A federal judge sentenced a former FBI agent to a year of probation and fined her $1,000 yesterday for disclosing details of an espionage investigation to the target of the probe. Lawyers for the ex-agent, Denise Woo, said the outcome was a triumph for their client, who pleaded guilty to a single misdemeanor charge in a plea bargain with prosecutors.

“We think this is a total victory and it represents the complete collapse of the government’s case,” a defense attorney, Carolyn Kubota, told The New York Sun. “They had charged her with five felonies, including a very serious national security violation that carried a mandatory minimum of 10 years in jail.… In the end, the government folded up its tent and went home and agreed to no jail time.”

Ms. Kubota said the judge, R. Gary Klausner, made no substantive comments as he imposed the sentence at a hearing yesterday morning in Los Angeles. Ms. Woo was accused of tipping off a Southern California engineer, Jeff Wang, that the FBI was investigating him because of a tip from an informant. The initial indictment, filed in 2004,charged the former FBI agent with violating the Intelligence Identities Protection Act by disclosing the identity of a covert agent.

In an interview yesterday, Ms. Woo said she provided information to Mr. Wang, a family friend, only after she went to her superiors with evidence of the engineer’s innocence.

“I tried to stop an unwarranted investigation of an obviously innocent person. The situation just sort of snowballed from there,” Ms. Woo said. “I spent many, many months, many, many meetings, escorting, going to every level of management with, not my suspicions, but hard-core evidence that this person was innocent.”

However, Ms. Woo, 47, acknowledged error in how she tried to rectify the situation. “My intent was to be a law-abiding whistleblower, but I think my execution of it was flawed,” she said.

Ms. Woo was suspended in 1999 after about four years at the FBI. She was fired in 2003. A recent Justice Department report indicated that a top agent in the Los Angeles office, James Smith, harbored serious concerns about the probe of Mr. Wang and about the informant who triggered it. A trial of Ms. Woo would have highlighted the disarray in the FBI’s counterintelligence program against China in the 1990s. Two top agents, Smith and William Cleveland, had extramarital sexual affairs with one of the FBI’s top informants, Katrina Leung. The FBI later concluded that she was relaying classified information to the Chinese government. Leung and Smith pleaded guilty to felonies but served no jail time.

“Clearly, that was a factor,” Ms. Kubota said of the government’s desire to avoid a trial. “There was a possibility we would be calling people involved in that scenario.”

Mr. Wang, who was never charged, went to court yesterday to show support for Ms. Woo.

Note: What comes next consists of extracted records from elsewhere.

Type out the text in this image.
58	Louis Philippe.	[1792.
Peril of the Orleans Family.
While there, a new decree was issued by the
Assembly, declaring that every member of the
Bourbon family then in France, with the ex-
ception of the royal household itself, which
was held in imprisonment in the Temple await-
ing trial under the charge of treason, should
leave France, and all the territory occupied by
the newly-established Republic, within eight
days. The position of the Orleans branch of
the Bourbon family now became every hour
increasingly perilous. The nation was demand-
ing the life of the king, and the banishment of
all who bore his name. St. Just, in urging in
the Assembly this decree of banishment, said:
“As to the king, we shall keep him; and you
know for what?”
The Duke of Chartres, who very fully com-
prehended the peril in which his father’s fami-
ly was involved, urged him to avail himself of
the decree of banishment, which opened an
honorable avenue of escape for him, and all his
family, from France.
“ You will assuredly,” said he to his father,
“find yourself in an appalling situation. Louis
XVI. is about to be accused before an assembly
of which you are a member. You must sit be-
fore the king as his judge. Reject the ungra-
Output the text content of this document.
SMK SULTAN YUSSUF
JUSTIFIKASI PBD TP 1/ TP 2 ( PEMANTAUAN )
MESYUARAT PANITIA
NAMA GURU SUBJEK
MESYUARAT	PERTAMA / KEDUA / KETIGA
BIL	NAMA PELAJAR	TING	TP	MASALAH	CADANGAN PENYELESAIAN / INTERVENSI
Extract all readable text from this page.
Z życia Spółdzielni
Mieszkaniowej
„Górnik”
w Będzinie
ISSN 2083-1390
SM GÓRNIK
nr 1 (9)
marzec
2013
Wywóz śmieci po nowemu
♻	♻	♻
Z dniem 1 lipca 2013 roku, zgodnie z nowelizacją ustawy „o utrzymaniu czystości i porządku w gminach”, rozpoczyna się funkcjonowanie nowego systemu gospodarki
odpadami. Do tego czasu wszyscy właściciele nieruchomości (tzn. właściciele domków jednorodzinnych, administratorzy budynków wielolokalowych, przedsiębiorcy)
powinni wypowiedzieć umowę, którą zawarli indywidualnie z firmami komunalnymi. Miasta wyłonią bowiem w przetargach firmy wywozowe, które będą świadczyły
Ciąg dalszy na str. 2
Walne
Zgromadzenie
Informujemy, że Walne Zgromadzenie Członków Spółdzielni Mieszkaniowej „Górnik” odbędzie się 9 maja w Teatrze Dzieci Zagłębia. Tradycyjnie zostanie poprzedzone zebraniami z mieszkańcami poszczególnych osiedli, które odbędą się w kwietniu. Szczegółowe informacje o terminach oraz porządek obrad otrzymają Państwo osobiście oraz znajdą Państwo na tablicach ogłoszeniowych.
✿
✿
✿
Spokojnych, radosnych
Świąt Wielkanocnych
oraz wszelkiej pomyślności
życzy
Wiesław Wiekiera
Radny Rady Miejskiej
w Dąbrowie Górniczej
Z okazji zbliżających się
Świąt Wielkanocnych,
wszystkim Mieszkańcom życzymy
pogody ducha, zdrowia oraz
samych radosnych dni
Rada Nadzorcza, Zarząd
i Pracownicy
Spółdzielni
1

“Denise Woo is the only person who was courageous and principled enough to stand up for me when the government made me the target of completely false accusations of espionage,” Mr. Wang said in a statement. “The government should be ashamed for its reprehensible treatment of me.”

Ms. Woo said Mr. Wang’s Chinese-American heritage “was an element” that led the FBI to forgo a diligent inquiry into the informant’s claims. A spokesman for the bureau, Kenneth Smith, declined to comment for this article.